Emma exigeait des supplices et les ordonnait à Nelson. Les prisonniers français, malgré une capitulation, y auraient passé sans l’amiral de la flotte russe, qui ne le permit pas.

Alors les deux sanguinaires femelles se donnèrent le plaisir de tuer les grands patriotes de Naples, l’élite de l’Italie, et elles le firent lâchement, non pas sur la terre italienne, mais sur les vaisseaux anglais, à la vergue de Nelson.

Au reste, celui-ci agissait comme un homme ivre, étranger à l’Angleterre, n’obéissant même pas à ses chefs, qui l’envoyaient ailleurs, disant qu’il resterait à Naples pour protéger la reine (juin 99).

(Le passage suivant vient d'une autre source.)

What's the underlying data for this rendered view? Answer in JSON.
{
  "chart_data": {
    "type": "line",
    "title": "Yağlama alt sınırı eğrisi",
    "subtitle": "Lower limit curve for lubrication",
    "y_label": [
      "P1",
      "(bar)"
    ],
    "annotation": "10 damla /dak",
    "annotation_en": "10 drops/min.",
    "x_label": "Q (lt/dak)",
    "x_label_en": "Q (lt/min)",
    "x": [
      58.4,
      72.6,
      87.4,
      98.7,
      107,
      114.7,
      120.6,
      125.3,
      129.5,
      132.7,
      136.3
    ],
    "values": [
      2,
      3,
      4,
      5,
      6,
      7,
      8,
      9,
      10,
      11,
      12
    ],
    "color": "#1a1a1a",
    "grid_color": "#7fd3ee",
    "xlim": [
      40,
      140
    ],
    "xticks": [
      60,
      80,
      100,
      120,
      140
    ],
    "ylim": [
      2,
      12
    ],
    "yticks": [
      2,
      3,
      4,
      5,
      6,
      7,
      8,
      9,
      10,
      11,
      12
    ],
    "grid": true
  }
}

Les succès passagers de Souvarow, sans résultat comme ceux de Championnet qui avaient précédé, pourront être racontés par d’autres. Souvarow, après Novi, où notre Joubert fut tué, se trouvait bien haut dans la gloire, le héros des Russes, et celui du parti rétrograde dans toute l’Europe, lorsque, mal secondé des Autrichiens, il eut de Masséna sa sanglante défaite de Zurich. Cette bataille multipliée, qui se donna sur tant de théâtres différents, ne peut être comprise sans cartes et sans les commentaires des historiens militaires.

Tous disent que le héros barbare s’y montra grand autant que le nôtre fut habile. Dans cette extrémité où il avait contre lui la faim, les neiges, les Alpes impitoyables qui, de tous côtés, fermaient le chemin, on raconte qu’il dit aux siens : « Creusez ma fosse, je n’irai pas plus loin. Je veux mourir ici. »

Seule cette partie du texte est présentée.